The Respondent has declared that the Domain Name will be linked the website “http://store.waterpumpsupply.com/grundfos1.html”, at the same time declaring that “it will be used to solely promote the sale of Grundfos pumps”. As highlighted in the correspondence annexed to the Response such a website is not already linked to the Domain Name partly due to the present administrative procedure which did not allow the Registrar to activate the forwarding requested by the Respondent and delete the page prepared and published by the Registrar with the various links, but it was already online at the time of the decision as a sub page of the Respondent’s website. The Panel has no reason to believe that the Respondent will not sell the Complainant’s products from the website corresponding to the Domain Name in the future. However, judging from the website adopted by the Respondent for the Domain Name, the Respondent does not refrain from linking to websites selling products directly or indirectly competing with the Complainant’s products. The Panel finds that the Respondent has not decided to sell only the Complainant’s products.
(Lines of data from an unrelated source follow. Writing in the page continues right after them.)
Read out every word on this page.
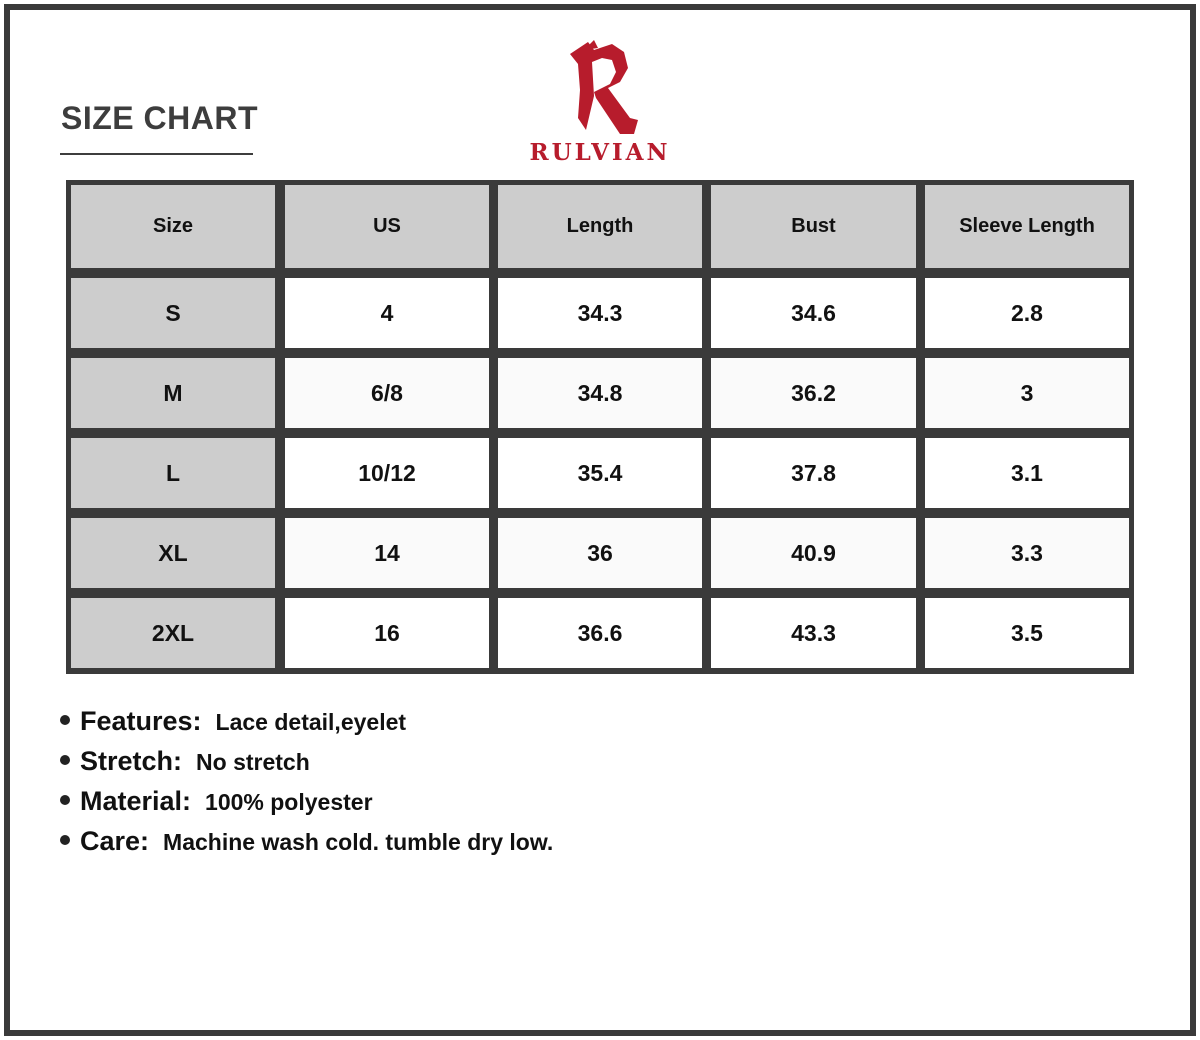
SIZE CHART
RULVIAN
Size	US	Length	Bust	Sleeve Length
S	4	34.3	34.6	2.8
M	6/8	34.8	36.2	3
L	10/12	35.4	37.8	3.1
XL	14	36	40.9	3.3
2XL	16	36.6	43.3	3.5
Features: Lace detail,eyelet
Stretch: No stretch
Material: 100% polyester
Care: Machine wash cold. tumble dry low.
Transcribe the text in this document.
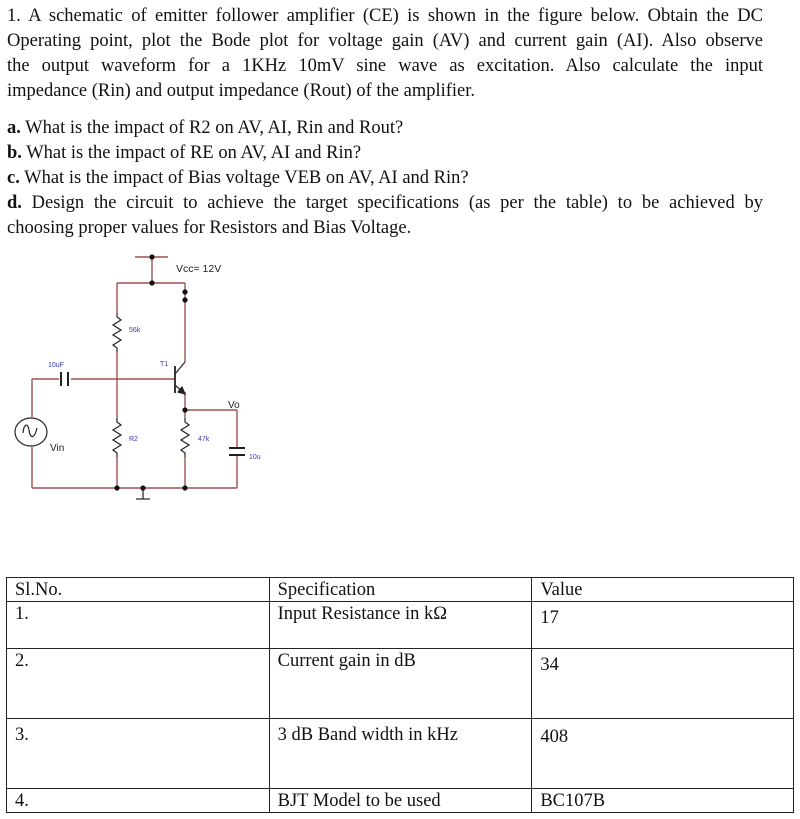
1. A schematic of emitter follower amplifier (CE) is shown in the figure below. Obtain the DC
Operating point, plot the Bode plot for voltage gain (AV) and current gain (AI). Also observe
the output waveform for a 1KHz 10mV sine wave as excitation. Also calculate the input
impedance (Rin) and output impedance (Rout) of the amplifier.
a. What is the impact of R2 on AV, AI, Rin and Rout?
b. What is the impact of RE on AV, AI and Rin?
c. What is the impact of Bias voltage VEB on AV, AI and Rin?
d. Design the circuit to achieve the target specifications (as per the table) to be achieved by
choosing proper values for Resistors and Bias Voltage.
Vcc= 12V
56k
T1
10uF
Vo
R2	47k
10u
Vin
Sl.No.	Specification	Value
1.	Input Resistance in kΩ	17
2.	Current gain in dB	34
3.	3 dB Band width in kHz	408
4.	BJT Model to be used	BC107B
Accordingly, the Panel finds that the Respondent has not established a legitimate interest (under the Policy) in using the Domain Name.
Registered and Used in Bad Faith
The Complainant must show that the Respondent has registered and used the Domain Name in bad faith. The following circumstances, in particular but without limitation, are evidence of registration and use of a domain name in bad faith:
(i) circumstances indicating that the Respondent has registered or acquired the Domain Name primarily for the purpose of selling, renting, or otherwise transferring the domain name registration to the Complainant who is the owner of the trademark or service mark or to a competitor of the Complainant, for valuable consideration in excess of the Respondent’s documented out-of-pocket costs directly related to the Domain Name; or
(ii) the Respondent has registered the Domain Name in order to prevent the owner of the trademark or service mark from reflecting the mark in a corresponding domain name, provided that the Respondent has engaged in a pattern of such conduct; or
(iii) the Respondent has registered the Domain Name primarily for the purpose of disrupting the business of a competitor; or
(iv) by using the Domain Name, the Respondent has intentionally attempted to attract, for commercial gain, Internet users to its website or other on-line location, by creating a likelihood of confusion with the Complainant’s mark as to the source, sponsorship, affiliation, or endorsement of its website or location or of a product or service on its website or location.
Considering the Respondent’s business and proposed use of the Domain Name, it is clear that the Respondent was aware of the Complainant’s GRUNDFOS trademark at the time it registered the Domain Name.
The use of the Domain Name to sell products belonging both to the Complainant and to competitors of the Complainant constitutes an attempt on the part of the Respondent to attract, for commercial gain, Internet users to its website, by creating a likelihood of confusion with the Complainant’s GRUNDFOS trademark as to the source, sponsorship, affiliation, or endorsement of the Respondent’s website, a situation envisaged by paragraph 4(b)(iv) of the Policy.
The Panel therefore finds that the Respondent registered and is using the Domain Name in bad faith.
In light of the foregoing, the Panel decides that the Domain Name registered by the Respondent is confusingly similar to the Complainant’s trademarks, that the Respondent has no rights to or legitimate interest in the Domain Name, and that the Respondent registered and is using the Domain Name in bad faith.
The Panel therefore orders, in accordance with paragraphs 4(i) of the Policy and 15 of the Rules, that the Domain Name, <grundfospumpsupply.com>, be transferred to the Complainant.